In the file sharing program eMule, each file (<4 GB) gets its unique 128-bit MD4 hash. Wouldn't this mean that when you know the MD4 hash of a certain version of a movie, your PC could create a file starting with 00000...01, hash it, check the newly generated hash with the wanted hash and if the hashes didn't match, create the next file (00000...11). After a long time, your computer would have created the right file, the hashes would match and you would have the movie without having to download it, in a way all the information was contained in the MD4 hash...

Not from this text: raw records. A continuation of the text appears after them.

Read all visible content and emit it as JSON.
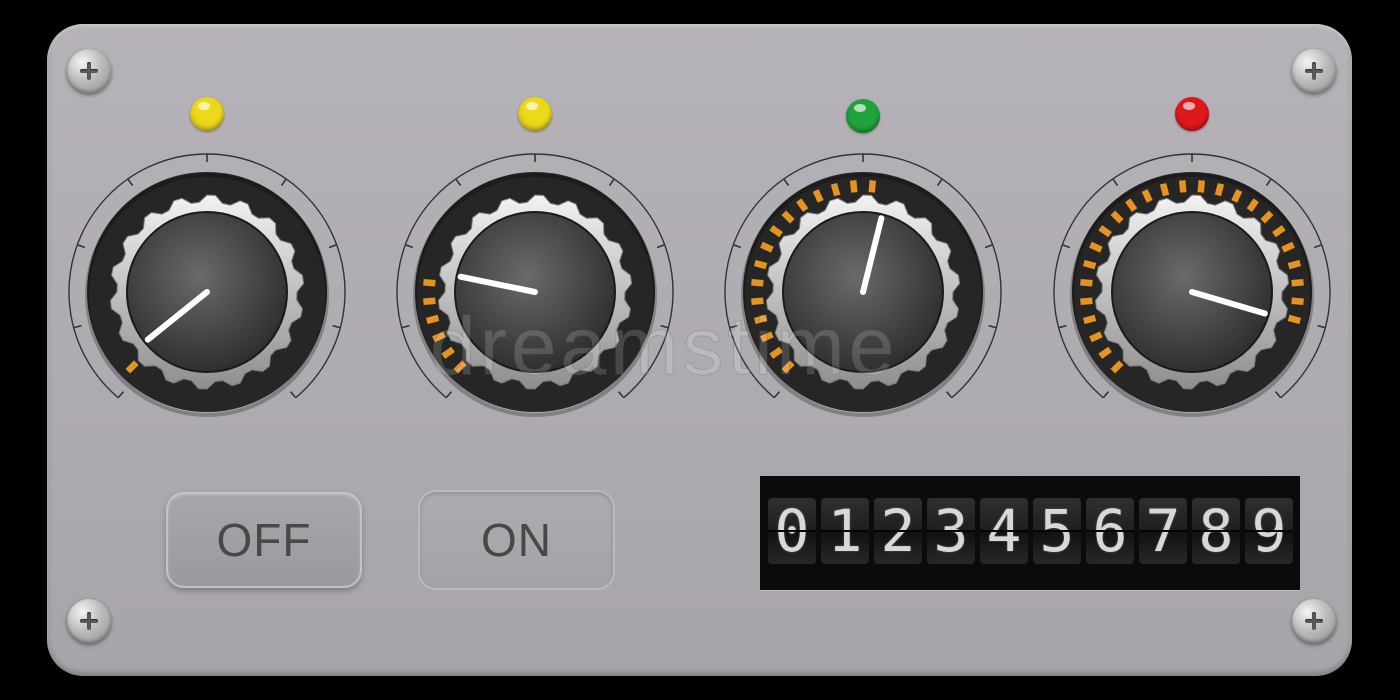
{
  "leds": [
    {
      "color": "#ecd91a"
    },
    {
      "color": "#ecd91a"
    },
    {
      "color": "#20a33c"
    },
    {
      "color": "#e0181a"
    }
  ],
  "knobs": [
    {
      "level": 0.04
    },
    {
      "level": 0.22
    },
    {
      "level": 0.55
    },
    {
      "level": 0.88
    }
  ],
  "buttons": {
    "off_label": "OFF",
    "on_label": "ON"
  },
  "counter": {
    "digits": [
      "0",
      "1",
      "2",
      "3",
      "4",
      "5",
      "6",
      "7",
      "8",
      "9"
    ]
  },
  "watermark": "dreamstime",
  "colors": {
    "panel": "#aba8ad",
    "level_arc": "#e59422",
    "knob_body": "#2a2a2a"
  }
}
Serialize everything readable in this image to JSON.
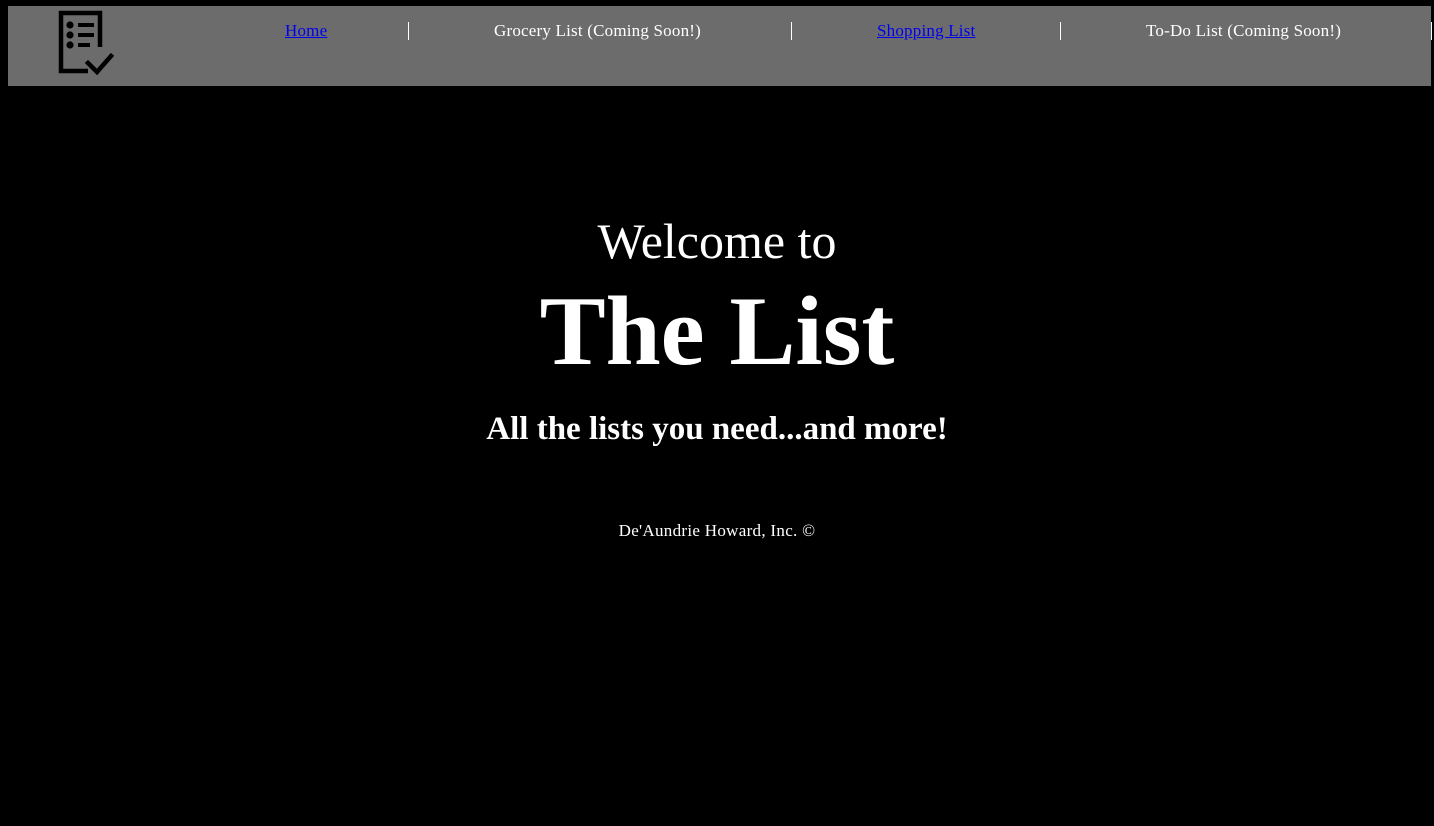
{
  "nav": {
    "logo_icon": "checklist-icon",
    "items": [
      {
        "label": "Home",
        "link": true
      },
      {
        "label": "Grocery List (Coming Soon!)",
        "link": false
      },
      {
        "label": "Shopping List",
        "link": true
      },
      {
        "label": "To-Do List (Coming Soon!)",
        "link": false
      }
    ]
  },
  "hero": {
    "welcome": "Welcome to",
    "title": "The List",
    "tagline": "All the lists you need...and more!"
  },
  "footer": {
    "text": "De'Aundrie Howard, Inc. ©"
  },
  "colors": {
    "background": "#000000",
    "navbar": "#6c6c6c",
    "link": "#0000ee",
    "text": "#ffffff"
  }
}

http://www.amule.org/wiki/index.php/MD4_hash
Would this be possible with very fast computers and a lot of patience or where is my mistake?
gofreak said:![]()
This is the best part of this thread. Most impressive. 96KB!!
(I kinda got "stuck" midway through, controls are clunky etc. but..wow)
I wonder if Will Wright hired these guys? I wonder how readable their code is? :lol
:lol :lol :lol :loliapetus said:Here are some movies for you to download:
Spiderman 2: 0
Constantine: 1
Battlefield Earth: 1
Star Wars Episode 2: 1
Robots: 0
Enjoy.
border said:What truly amazes me is that a man as Roel Pieper, who is a professor of Computer Science no less, could fall for his story, to the point where he invested a huge amount of capital. If his role in this story is really as reported in the media, his credibility as a computer scientist has been seriously tarnished. In my opinion, the University of Twente, with which Pieper is associated, should at least perform an internal investigation, to assess whether Pieper's position can be maintained.
Yup. Though even if you did that, you'd need to store the offset into pi for someone else to get the data back.Hitokage said:It'd be easier in a programming sense to just itterate digits of pi until you came across the desired values.![]()
aaaaa0 said:Yup. Though even if you did that, you'd need to store the offset into pi for someone else to get the data back.
Recursive endless encryption... :loliapetus said:No you wouldn't. Just store that offset in the same way, thus saving even more space! I'm a genius! Now, time to go get some venture capital funding...
I wonder if Will Wright hired these guys? I wonder how readable their code is?
aaaaa0 said:It won't work. The pigeonhole principle will guarantee that I can generate a sequence that won't be covered by any of your procedural algorithms, as long as the number of bits of input to your system is less in length than the number of bits I get back out.
http://www.dogma.net/markn/FAQ.html#Q19
CrunchyB said:I study CS at the University of Twente. Yeah, Pieper is a bit of joke here, I've heard people refer to Sloot (Dutch for ditch) & Pieper (Dutch for potato) as "the people who could store a byte in a bit".
Pieper isn't a proper professor, he's just a PR front. He doesn't actually do anything but give the occasional nonsensical visionary lecture. The only reason why he's associated with this university is because he used to run Philips which is a huge company, research wise.
This whole Sloot deal is embarassing but no big deal.